Bain & Co: India is on the up

Improving macroeconomic conditions, changes in the exit environment and corrected valuation expectations make India the most attractive market in the Asia Pacific region.

India remains the most attractive market for private equity investments in Asia-Pacific, followed closely by China, according to a report from Bain & Company.

In its India Private Equity Report 2016, the consultancy said deal activity, deal volume and deal value in India all increased in 2015.

Total private equity deal value – including real estate and infrastructure – grew 51 percent to approximately $23 billion, brought about by big-ticket deals such as the acquisition of Bangalore-based service provider Atria Convergence Technologies by India Value Fund Advisors; online marketplace Snapdeal acquired by BlackRock, PremjiInvest, Alibaba and Softbank; and non-banking financial company Shriram City Union, which is backed by Apax Partners.

India-focused private equity firms have stored up approximately $11 billion in dry powder, up from last year’s $8 billion.

Of the $23 billion worth of deals in 2015, the biggest investments were made in consumer technology, real estate, and banking, financial services and insurance (BFSI) sectors.

Growth-stage and late-stage deals were the most prominent in 2015 by deal value, and funds expect growth-stage and buyout deals to dominate in the future.

Meanwhile, the report highlighted that several sovereign wealth funds (SWFs) have increased direct participation in India deals, with 24 SWFs involved in deals in 2015, compared with 19 in 2014. 

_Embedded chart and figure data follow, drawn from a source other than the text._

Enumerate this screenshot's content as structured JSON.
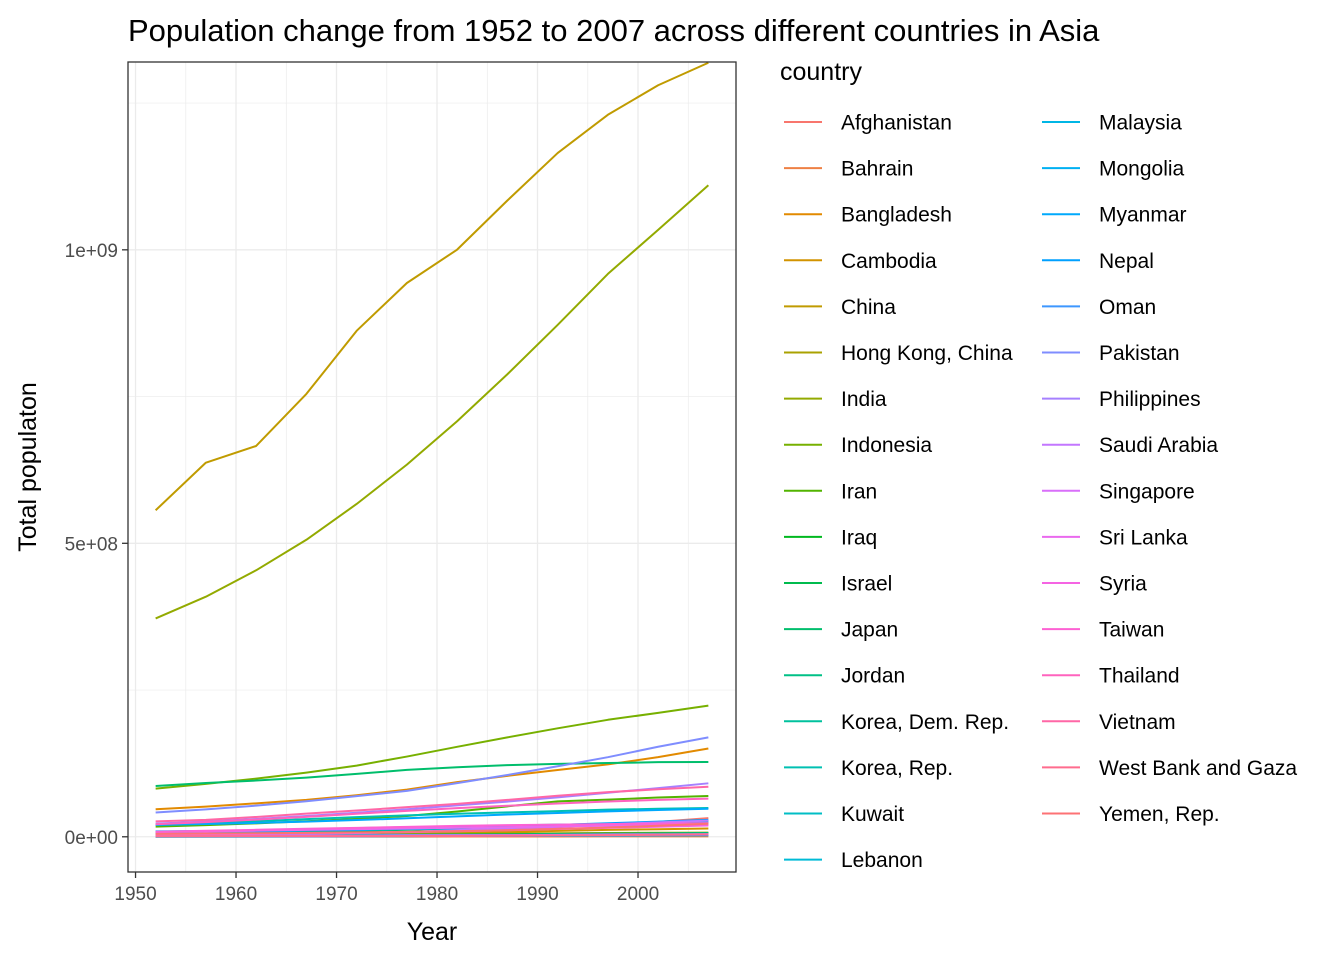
{
  "chart_data": {
    "type": "line",
    "title": "Population change from 1952 to 2007 across different countries in Asia",
    "xlabel": "Year",
    "ylabel": "Total populaton",
    "legend_title": "country",
    "legend_position": "right",
    "grid": true,
    "xlim": [
      1949.25,
      2009.75
    ],
    "ylim": [
      -60000000,
      1320000000
    ],
    "x_ticks": [
      1950,
      1960,
      1970,
      1980,
      1990,
      2000
    ],
    "x_tick_labels": [
      "1950",
      "1960",
      "1970",
      "1980",
      "1990",
      "2000"
    ],
    "y_ticks": [
      0,
      500000000,
      1000000000
    ],
    "y_tick_labels": [
      "0e+00",
      "5e+08",
      "1e+09"
    ],
    "x": [
      1952,
      1957,
      1962,
      1967,
      1972,
      1977,
      1982,
      1987,
      1992,
      1997,
      2002,
      2007
    ],
    "series": [
      {
        "name": "Afghanistan",
        "color": "#F8766D",
        "values": [
          8400000,
          9200000,
          10300000,
          11500000,
          13100000,
          14900000,
          12900000,
          13900000,
          16300000,
          22200000,
          25300000,
          31900000
        ]
      },
      {
        "name": "Bahrain",
        "color": "#EE8044",
        "values": [
          120000,
          140000,
          170000,
          200000,
          230000,
          300000,
          380000,
          450000,
          530000,
          600000,
          660000,
          710000
        ]
      },
      {
        "name": "Bangladesh",
        "color": "#E28A00",
        "values": [
          46900000,
          51400000,
          57000000,
          62800000,
          70800000,
          80400000,
          93100000,
          103800000,
          113700000,
          123300000,
          135700000,
          150400000
        ]
      },
      {
        "name": "Cambodia",
        "color": "#D29300",
        "values": [
          4700000,
          5300000,
          6100000,
          6960000,
          7450000,
          6980000,
          7270000,
          8370000,
          10150000,
          11780000,
          12930000,
          14130000
        ]
      },
      {
        "name": "China",
        "color": "#C09B00",
        "values": [
          556300000,
          637400000,
          665800000,
          754500000,
          862000000,
          943500000,
          1000300000,
          1084000000,
          1164900000,
          1230100000,
          1280400000,
          1318700000
        ]
      },
      {
        "name": "Hong Kong, China",
        "color": "#AAA200",
        "values": [
          2100000,
          2700000,
          3300000,
          3700000,
          4100000,
          4600000,
          5300000,
          5600000,
          6000000,
          6500000,
          6800000,
          7000000
        ]
      },
      {
        "name": "India",
        "color": "#93AA00",
        "values": [
          372000000,
          409000000,
          454000000,
          506000000,
          567000000,
          634000000,
          708000000,
          788000000,
          872000000,
          959000000,
          1034000000,
          1110000000
        ]
      },
      {
        "name": "Indonesia",
        "color": "#77B000",
        "values": [
          82000000,
          90100000,
          99000000,
          109300000,
          121300000,
          136700000,
          153300000,
          169300000,
          184800000,
          199300000,
          211100000,
          223500000
        ]
      },
      {
        "name": "Iran",
        "color": "#52B400",
        "values": [
          17300000,
          19800000,
          22900000,
          26500000,
          30600000,
          35500000,
          43100000,
          51900000,
          60400000,
          63300000,
          66900000,
          69500000
        ]
      },
      {
        "name": "Iraq",
        "color": "#00B81F",
        "values": [
          5400000,
          6200000,
          7200000,
          8500000,
          10100000,
          11900000,
          14200000,
          16500000,
          17900000,
          20800000,
          24000000,
          27500000
        ]
      },
      {
        "name": "Israel",
        "color": "#00BB4E",
        "values": [
          1600000,
          1900000,
          2300000,
          2700000,
          3100000,
          3500000,
          3900000,
          4300000,
          5000000,
          5500000,
          6000000,
          6400000
        ]
      },
      {
        "name": "Japan",
        "color": "#00BE6C",
        "values": [
          86500000,
          91600000,
          95800000,
          100800000,
          107200000,
          113900000,
          118500000,
          122100000,
          124300000,
          125600000,
          127100000,
          127500000
        ]
      },
      {
        "name": "Jordan",
        "color": "#00C086",
        "values": [
          600000,
          750000,
          930000,
          1260000,
          1610000,
          1940000,
          2350000,
          2820000,
          3870000,
          4530000,
          5310000,
          6050000
        ]
      },
      {
        "name": "Korea, Dem. Rep.",
        "color": "#00C19D",
        "values": [
          8900000,
          9400000,
          10900000,
          12600000,
          14800000,
          16300000,
          17600000,
          19100000,
          20700000,
          21600000,
          22200000,
          23300000
        ]
      },
      {
        "name": "Korea, Rep.",
        "color": "#00C0B2",
        "values": [
          20900000,
          22600000,
          26400000,
          30100000,
          33500000,
          36400000,
          39300000,
          41600000,
          43800000,
          46200000,
          47700000,
          49000000
        ]
      },
      {
        "name": "Kuwait",
        "color": "#00BEC5",
        "values": [
          160000,
          210000,
          360000,
          580000,
          840000,
          1140000,
          1500000,
          1890000,
          1420000,
          1770000,
          2110000,
          2510000
        ]
      },
      {
        "name": "Lebanon",
        "color": "#00BBD6",
        "values": [
          1400000,
          1600000,
          1900000,
          2200000,
          2700000,
          3100000,
          3100000,
          3100000,
          3200000,
          3400000,
          3700000,
          4000000
        ]
      },
      {
        "name": "Malaysia",
        "color": "#00B6E5",
        "values": [
          6700000,
          7700000,
          8900000,
          10200000,
          11400000,
          12800000,
          14400000,
          16300000,
          18300000,
          20500000,
          22700000,
          24800000
        ]
      },
      {
        "name": "Mongolia",
        "color": "#00B0F2",
        "values": [
          800000,
          880000,
          1010000,
          1150000,
          1320000,
          1530000,
          1760000,
          2020000,
          2310000,
          2490000,
          2670000,
          2870000
        ]
      },
      {
        "name": "Myanmar",
        "color": "#00A9FC",
        "values": [
          20100000,
          21700000,
          23600000,
          25900000,
          28500000,
          31500000,
          34700000,
          38000000,
          40500000,
          43200000,
          45600000,
          47800000
        ]
      },
      {
        "name": "Nepal",
        "color": "#00A0FF",
        "values": [
          9200000,
          9700000,
          10300000,
          11300000,
          12400000,
          13900000,
          15800000,
          17900000,
          20300000,
          23000000,
          25900000,
          28900000
        ]
      },
      {
        "name": "Oman",
        "color": "#3E97FF",
        "values": [
          510000,
          580000,
          660000,
          760000,
          900000,
          1140000,
          1300000,
          1690000,
          2040000,
          2270000,
          2710000,
          3200000
        ]
      },
      {
        "name": "Pakistan",
        "color": "#7F8DFF",
        "values": [
          41300000,
          46700000,
          53100000,
          60600000,
          69300000,
          78200000,
          91500000,
          105200000,
          120100000,
          135600000,
          153400000,
          169300000
        ]
      },
      {
        "name": "Philippines",
        "color": "#A680FF",
        "values": [
          22400000,
          26100000,
          30300000,
          35400000,
          40900000,
          46900000,
          53500000,
          60000000,
          67200000,
          75000000,
          82900000,
          91100000
        ]
      },
      {
        "name": "Saudi Arabia",
        "color": "#C377FF",
        "values": [
          4000000,
          4500000,
          5100000,
          5800000,
          6500000,
          8100000,
          11300000,
          14800000,
          16900000,
          21200000,
          24500000,
          27600000
        ]
      },
      {
        "name": "Singapore",
        "color": "#D96FFA",
        "values": [
          1100000,
          1400000,
          1700000,
          1900000,
          2200000,
          2300000,
          2600000,
          2800000,
          3200000,
          3800000,
          4200000,
          4600000
        ]
      },
      {
        "name": "Sri Lanka",
        "color": "#EA69EE",
        "values": [
          7900000,
          9100000,
          10400000,
          11700000,
          13000000,
          14100000,
          15400000,
          16500000,
          17600000,
          18700000,
          19600000,
          20400000
        ]
      },
      {
        "name": "Syria",
        "color": "#F564E3",
        "values": [
          3700000,
          4100000,
          4800000,
          5700000,
          6700000,
          7900000,
          9400000,
          11200000,
          13200000,
          15100000,
          17200000,
          19300000
        ]
      },
      {
        "name": "Taiwan",
        "color": "#FD61D3",
        "values": [
          8600000,
          10200000,
          11900000,
          13600000,
          15200000,
          16800000,
          18500000,
          19800000,
          20700000,
          21600000,
          22500000,
          23200000
        ]
      },
      {
        "name": "Thailand",
        "color": "#FF63BE",
        "values": [
          21300000,
          25000000,
          29300000,
          34000000,
          39300000,
          44100000,
          48800000,
          52900000,
          56700000,
          60200000,
          62800000,
          65100000
        ]
      },
      {
        "name": "Vietnam",
        "color": "#FF67A6",
        "values": [
          26200000,
          28900000,
          33800000,
          39500000,
          44700000,
          50500000,
          56100000,
          62800000,
          69900000,
          76000000,
          80900000,
          85300000
        ]
      },
      {
        "name": "West Bank and Gaza",
        "color": "#FF6C8E",
        "values": [
          1000000,
          1100000,
          1100000,
          1140000,
          1090000,
          1260000,
          1420000,
          1690000,
          2100000,
          2830000,
          3390000,
          4020000
        ]
      },
      {
        "name": "Yemen, Rep.",
        "color": "#FD7274",
        "values": [
          4960000,
          5500000,
          6120000,
          6740000,
          7410000,
          8400000,
          9660000,
          11220000,
          13370000,
          15830000,
          18700000,
          22210000
        ]
      }
    ]
  }
}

Singapore’s Government Investment Corporation and state investor Temasek have been actively pursuing deals including taxi and auto-rickshaw app Ola Cabs and consumer products company Crompton Greaves. Other SWFs with direct investments in India include the Abu Dhabi Investment Council, Qatar Investment Authority, Khazanah National Berhad and Oman India Joint Investment Fund.

Private equity firms surveyed by the consultancy also expect co-investments with limited partners to increase in 2016.

In terms of fundraising, the report noted that funds allocated to India – as in the rest of Asia-Pacific – declined in 2015. On a regional level, funds declined by 14 percent in 2015 to $50 billion, while funds allocated to India dropped by 12 percent.

The exit market in India performed “exceedingly well” in 2015, with reported exits in the country growing by 10 percent from 2014 to 2015. In addition, the value of exited investments increased by 57 percent across the same period, rising from $6 billion in 2014 to $9.4 billion in 2015.